Motivation

 Many of the diseases relating to placental dysfunction occur in early or mid-gestation, yet our ability to study placenta dysfunction often relies on sourcing trophoblasts from either term-placenta or trophoblasts cell lines.  Alternately we rely on large or small animal models to measure placental function.  Arguably, all lack physiological relevance to human placental-dysfunction.  Some advances have been made in placenta-on-a chip and organoids but so far, the technology has not advanced to accommodate high throughput studies required for drug discovery.    We aimed to develop and validate a 3D placenta-on-a-chip  model that can be used in high -throughput system using a methodology to derive-trophoblast from human induced pluripotent stems cells (HiPSC).  

Methods

A commercially available HiPSC line (ChiPS4) were cultured on a ECM-collagen scaffold and seeded into Petri dish or one lane of a 3-lane OrganoPlate (Mimetas) both pre-coated with Geltrex for 2D and 3D culture respectively.  A differentiation protocol was adapted from Amita et al (1).  Organoplates were rocked to induce perfusion and tube formation, and the parallel lane was coated with collagen-1.  Trophoblast and pluripotent markers at the RNA (PCR, RNAseq) and protein level (immunoblot, immunohistochemistry) were investigated over differentiation days(D)0-6. The integrity of the POC barrier was assessed daily (D0-6) by adding 10kDa or 155kDa- dextran linked to a fluorescent dye to the perfusable channel and imaged (Incucyte) over 20mins.

Results

In both 2D and 3D HiPSC culture  differentiation protocol induced up regulation of trophoblast markers (KRT-7, GATA3, PGF ,HLA)  from D2-6 of differentiation, as determined by qRT-PCR (n=4 repeats)) and immunoblotting (n=4).

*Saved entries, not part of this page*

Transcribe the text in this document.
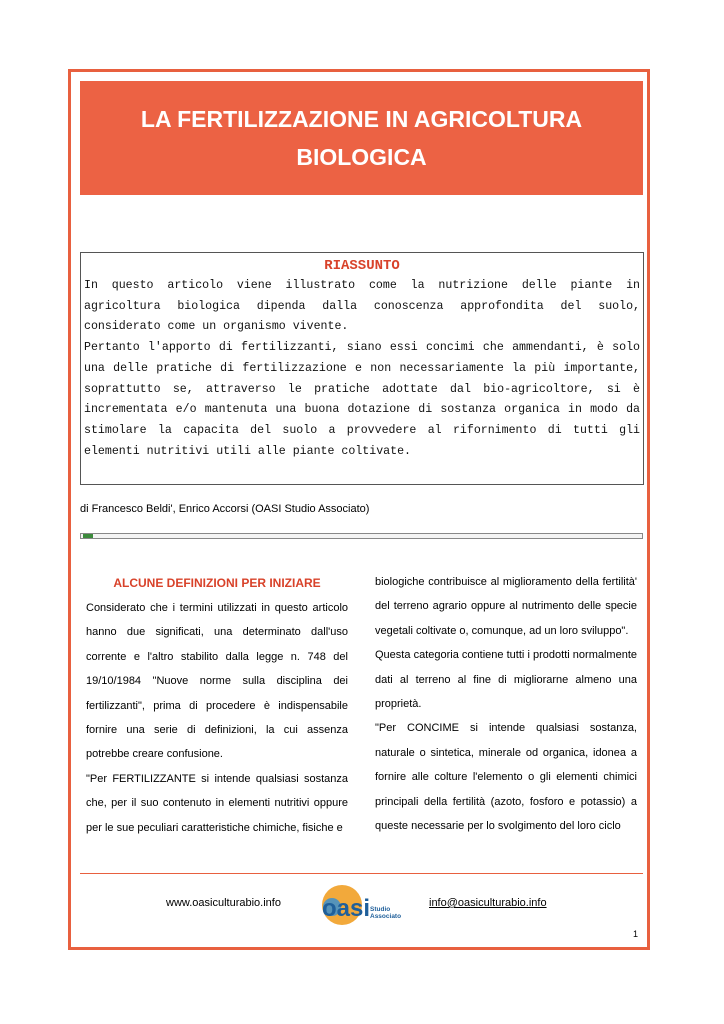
LA FERTILIZZAZIONE IN AGRICOLTURA BIOLOGICA
RIASSUNTO

In questo articolo viene illustrato come la nutrizione delle piante in agricoltura biologica dipenda dalla conoscenza approfondita del suolo, considerato come un organismo vivente.

Pertanto l'apporto di fertilizzanti, siano essi concimi che ammendanti, è solo una delle pratiche di fertilizzazione e non necessariamente la più importante, soprattutto se, attraverso le pratiche adottate dal bio-agricoltore, si è incrementata e/o mantenuta una buona dotazione di sostanza organica in modo da stimolare la capacita del suolo a provvedere al rifornimento di tutti gli elementi nutritivi utili alle piante coltivate.

di Francesco Beldi', Enrico Accorsi (OASI Studio Associato)
ALCUNE DEFINIZIONI PER INIZIARE

Considerato che i termini utilizzati in questo articolo hanno due significati, una determinato dall'uso corrente e l'altro stabilito dalla legge n. 748 del 19/10/1984 "Nuove norme sulla disciplina dei fertilizzanti", prima di procedere è indispensabile fornire una serie di definizioni, la cui assenza potrebbe creare confusione.

"Per FERTILIZZANTE si intende qualsiasi sostanza che, per il suo contenuto in elementi nutritivi oppure per le sue peculiari caratteristiche chimiche, fisiche e

biologiche contribuisce al miglioramento della fertilità' del terreno agrario oppure al nutrimento delle specie vegetali coltivate o, comunque, ad un loro sviluppo".

Questa categoria contiene tutti i prodotti normalmente dati al terreno al fine di migliorarne almeno una proprietà.

"Per CONCIME si intende qualsiasi sostanza, naturale o sintetica, minerale od organica, idonea a fornire alle colture l'elemento o gli elementi chimici principali della fertilità (azoto, fosforo e potassio) a queste necessarie per lo svolgimento del loro ciclo

www.oasiculturabio.info oasi Studio
Associato
info@oasiculturabio.info
1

In accordance, down-regulation of pluripotent markers (Nanog, POU51, TBXT) at day 2 compared to day 0.   In 2D culture, immunohistochemical staining of KRT7 was absent at D0 and present on D2, whereas the reverse was observed for Nanog, clearly showing trophoblast development.  The HiPSC-trophoblast differentiated in the OrganoPlate formed a hollow tube-structure from D3, against the parallel channel containing ECM-collagen.   RNAseq (n=4)  at D2 was used to observe the changes in clusters of genes (>20) associated with different trophoblast types.  At D4 differentiation there was an increase in syncytiotrophoblast  whereas down-regulation of extra-villainous trophoblasts gene-clusters. Interestingly, immunochemistry showed a defined area in close proximity to the ECM appeared as a preferential site for cell fusion and β-hCG production. The placenta-on-a-chip formed a leak tight barrier from D4 differentiation which retained the 155kDa and 10kDa-dextran in the placenta-on-a-chip. Comparison of 2D and 3D culture by RNAseq showed good similarity, but interestingly in 3D culture there were enhanced representation of total genes in GO terms and Reactome pathways associated with ECM, growth factor and interferon signalling pathways. 

Conclusion 

We successfully developed and characterised a 3D placenta-on-a-chip model using HiPSC derived trophoblasts in perfusable multi-chip OrganoPlates.  Our placenta-on-a-chip model provides an exciting potential to replace animal studies to measure maternal-fatal barrier.  Moreover, the current system provides the ability for robust high throughput studies for 40-POC per plate, in a more physiologically relevant system, than current 2D- primary trophoblasts or cell lines.